I don’t know about you but I have a bad habit of letting my thoughts hold me hostage, especially when I mess up. Whenever something bad happens, I run through it again and again and I call myself names I would never call anyone else.

Last weekend, I got to see this in action. My husband bought me a laptop because I’m in the middle of a huge assignment. I took the laptop with me on my annual writers’ retreat. That way I could participate and still get some work done. Sounds great, doesn’t it? Unfortunately, the first night at the retreat, I cracked the screen.

Predictably, the negative thoughts came rolling in and the big ones were “Why am I such an idiot?” and “Why does God hate me?”

On my good days, I know God doesn’t hate me. I truly know this, at least right up until the negative self- talk starts. Breaking my brand new computer promised to be one of those negative situations full of self-hate.

By the time I went to bed that first night, I was queasy and down. Fortunately, I woke up with a bit of time to spare and worked in a few prayers. “Please help me keep these thoughts at bay. In my heart, I know you love me. I just need to love myself.”

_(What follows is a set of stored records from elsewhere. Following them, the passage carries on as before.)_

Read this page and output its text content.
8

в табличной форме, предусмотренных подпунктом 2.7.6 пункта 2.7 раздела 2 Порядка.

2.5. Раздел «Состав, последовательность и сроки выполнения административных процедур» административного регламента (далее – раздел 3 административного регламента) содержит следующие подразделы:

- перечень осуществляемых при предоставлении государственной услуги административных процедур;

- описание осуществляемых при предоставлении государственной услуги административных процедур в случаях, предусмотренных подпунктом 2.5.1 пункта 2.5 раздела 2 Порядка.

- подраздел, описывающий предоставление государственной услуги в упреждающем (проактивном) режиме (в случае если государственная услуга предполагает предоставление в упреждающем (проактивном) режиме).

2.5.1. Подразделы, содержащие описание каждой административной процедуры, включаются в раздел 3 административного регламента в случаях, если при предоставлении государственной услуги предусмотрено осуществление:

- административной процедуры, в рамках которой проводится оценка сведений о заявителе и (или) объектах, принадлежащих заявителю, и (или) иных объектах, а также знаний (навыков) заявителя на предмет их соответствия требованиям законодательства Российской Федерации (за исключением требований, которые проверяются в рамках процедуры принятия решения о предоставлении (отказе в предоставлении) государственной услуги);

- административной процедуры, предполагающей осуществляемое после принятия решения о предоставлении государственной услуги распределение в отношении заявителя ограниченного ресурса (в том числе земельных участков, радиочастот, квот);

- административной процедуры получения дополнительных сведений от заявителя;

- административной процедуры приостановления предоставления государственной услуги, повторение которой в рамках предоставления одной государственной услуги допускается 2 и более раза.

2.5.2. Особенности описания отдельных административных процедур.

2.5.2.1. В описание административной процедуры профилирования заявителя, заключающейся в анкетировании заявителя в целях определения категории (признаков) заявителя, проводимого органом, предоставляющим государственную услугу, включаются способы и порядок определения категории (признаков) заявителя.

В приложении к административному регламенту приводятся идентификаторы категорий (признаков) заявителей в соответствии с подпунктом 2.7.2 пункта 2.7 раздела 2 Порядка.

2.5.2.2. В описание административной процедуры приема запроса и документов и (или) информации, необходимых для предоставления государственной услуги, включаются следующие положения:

Throughout that day, I worked with the other writers at the retreat. Sure, there were a few bumps and immediately my negative thoughts tried to take control. “Why do these things always happen to me?”

But they don’t, and as soon as I remembered that I side-stepped that potential funk and was able to get on with my day, even helping a few other people wrestle with their own self-doubts. Writers are always full of self-doubt! But I know it isn’t just writers. There are so many of us who have allowed our negative thoughts to run wild.

My words of advice for you? Don’t entertain these thoughts. God loves you. Hating yourself doesn’t serve Him in any way. When self-doubt threatens to flatten you, take a few moments to bask in His Love. If you can’t do it yourself, call in a fellow prayer warrior.

As they hold you up in prayer, listen to what He has to say. It’s a message worth hearing.